Today is my mother’s birthday. Her first since her passing last year. For the first time in my life, there’s no phone call to be made, no present to be bought.
Losing a parent is one of life’s most difficult chapters. In my mother’s case, it happened more than once. She had Alzheimer’s disease, and so I lost her in waves—each wave pulling another piece of her back to the ocean.
In the final years of her life, she no longer knew who I was. Nor my children. She had forgotten her husband—my late father—her childhood, her dreams, her life. She became a kind, quiet woman in a wheelchair, smiling whenever someone greeted her or when the sing-alongs began in the care home’s rec room.
I can’t say her passing was a relief for me. I had adapted to her condition, found a way to still enjoy our time together. But for her, death was a release. She had developed cancer that had spread through her body, bringing her immense pain—especially in those final days. Her passing, quite literally, set her free.

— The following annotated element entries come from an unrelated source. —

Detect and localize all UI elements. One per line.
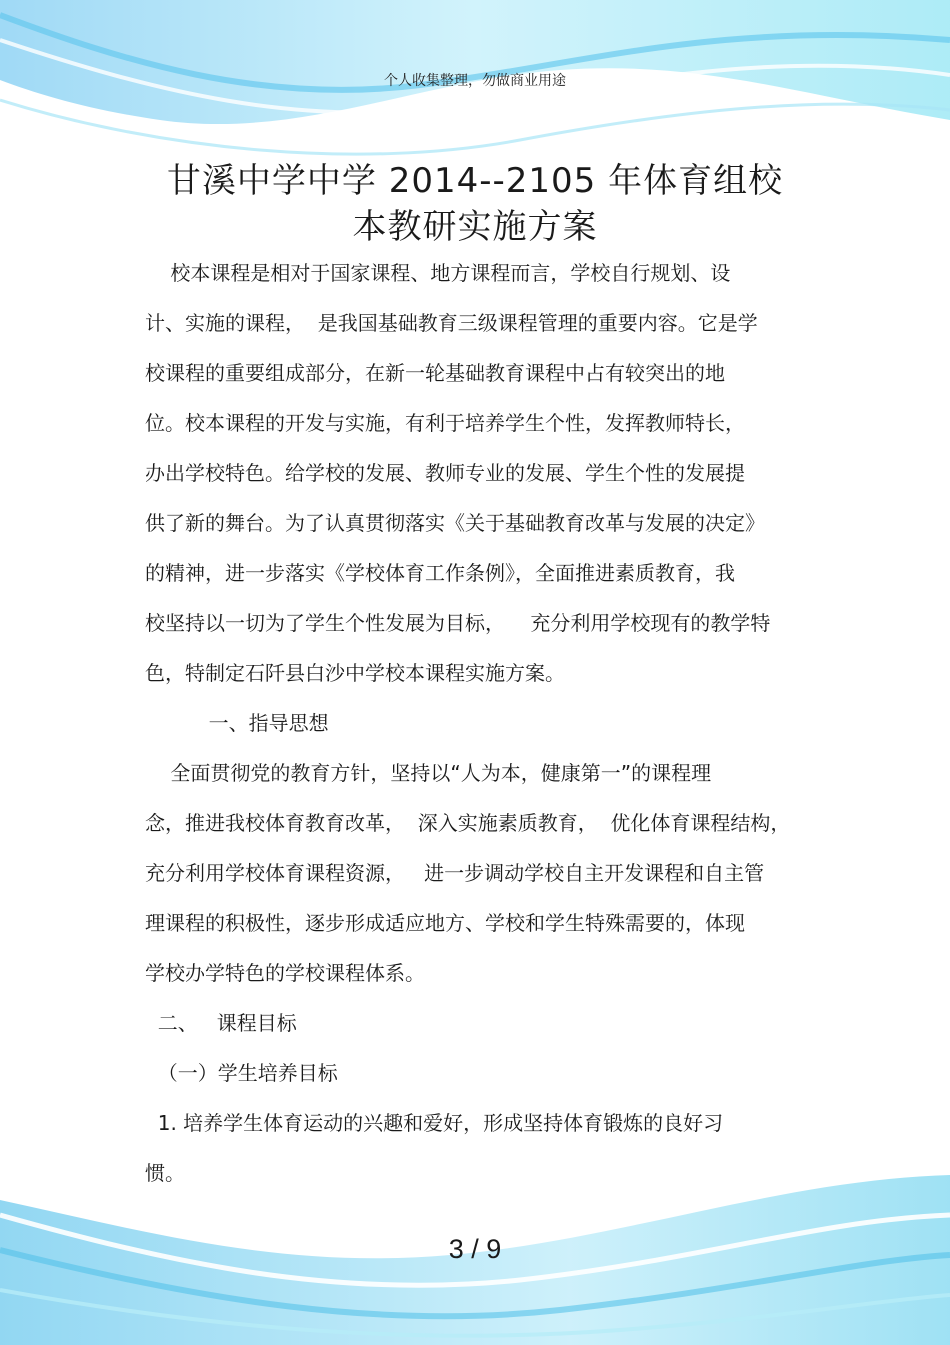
body-line: 校坚持以一切为了学生个性发展为目标， 充分利用学校现有的教学特 — [145, 611, 771, 635]
body-line: 念，推进我校体育教育改革， 深入实施素质教育， 优化体育课程结构， — [145, 811, 791, 835]
body-line: 1. 培养学生体育运动的兴趣和爱好，形成坚持体育锻炼的良好习 — [145, 1111, 724, 1135]
body-line: 供了新的舞台。为了认真贯彻落实《关于基础教育改革与发展的决定》 — [145, 511, 765, 535]
document-title — [0, 158, 950, 250]
body-line: 色，特制定石阡县白沙中学校本课程实施方案。 — [145, 661, 565, 685]
subsection-heading-student-goals: （一）学生培养目标 — [145, 1061, 338, 1085]
body-line: 惯。 — [145, 1161, 185, 1185]
body-line: 全面贯彻党的教育方针，坚持以“人为本，健康第一”的课程理 — [145, 761, 712, 785]
page-number: 3 / 9 — [448, 1234, 502, 1264]
title-line-2: 本教研实施方案 — [352, 207, 598, 247]
body-line: 充分利用学校体育课程资源， 进一步调动学校自主开发课程和自主管 — [145, 861, 765, 885]
header-note: 个人收集整理，勿做商业用途 — [384, 73, 566, 89]
section-heading-guiding-thought: 一、指导思想 — [145, 711, 329, 735]
body-line: 理课程的积极性，逐步形成适应地方、学校和学生特殊需要的，体现 — [145, 911, 745, 935]
body-line: 学校办学特色的学校课程体系。 — [145, 961, 425, 985]
body-line: 位。校本课程的开发与实施，有利于培养学生个性，发挥教师特长， — [145, 411, 745, 435]
document-body — [145, 253, 805, 1203]
title-line-1: 甘溪中学中学 2014--2105 年体育组校 — [166, 161, 784, 201]
body-line: 校课程的重要组成部分，在新一轮基础教育课程中占有较突出的地 — [145, 361, 725, 385]
body-line: 校本课程是相对于国家课程、地方课程而言，学校自行规划、设 — [145, 261, 731, 285]
body-line: 计、实施的课程， 是我国基础教育三级课程管理的重要内容。它是学 — [145, 311, 758, 335]
body-line: 办出学校特色。给学校的发展、教师专业的发展、学生个性的发展提 — [145, 461, 745, 485]
section-heading-course-goals: 二、 课程目标 — [145, 1011, 297, 1035]
body-line: 的精神，进一步落实《学校体育工作条例》，全面推进素质教育，我 — [145, 561, 735, 585]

Although this is my personal story, I know it’s not unique. According to the World Health Organization, 57 million people worldwide were living with dementia in 2021. That number is expected to rise to 152 million by 2050. Around 10 million new cases are reported every year.
Just imagine—millions of people who no longer remember their parents, their first love, their dreams. People who forget who they were, who their children are, who lose their ability to communicate. Their bodies remain, but their personalities and identities fade, leaving behind a shell inhabited by someone we no longer fully recognize.
When my mother passed, I kept thinking about the girl she once was. What had she dreamed of becoming as a teenager? What had she imagined for herself—and for us, her children? Many of those dreams didn’t come true. And I grieved that. I grieved not only her death, but the unlived life I felt she deserved.
On this first birthday since her passing, I still wish more had been possible for her. But over the past months, I’ve begun to release that sorrow. I’ve found comfort in the belief that she was at peace with her life as it unfolded. That the absence of some dreams made room for real happiness in unexpected places.
She never made it to France, no. But she did make memories with us on countless trips to the Wisconsin Dells—and I believe she cherished that even more.
It’s a shame she couldn’t remember those joyful moments. But just because she forgot them doesn’t mean they didn’t exist. She lived. She loved. She laughed, fought, reunited, cried. She was a beautiful woman—inside and out. And even when she couldn’t remember who she was, we did. She couldn’t preserve her identity, but we carried it for her. In all the times I said goodbye to parts of her, I didn’t yet realize that she wasn’t disappearing—she was taking up residence in my memory. She lived on in me.
Today I honor the woman who brought me into the world and raised me into the woman I am. The woman who shone her unique light into the world, a light that now lives on in those she touched.
And I honor all those living with dementia—patients, family members, caregivers, friends. You are walking a path no one should have to face alone. I hope, wherever you are on it, you find peace.
Happy heavenly birthday, Mom. My gift to you is this: I remember.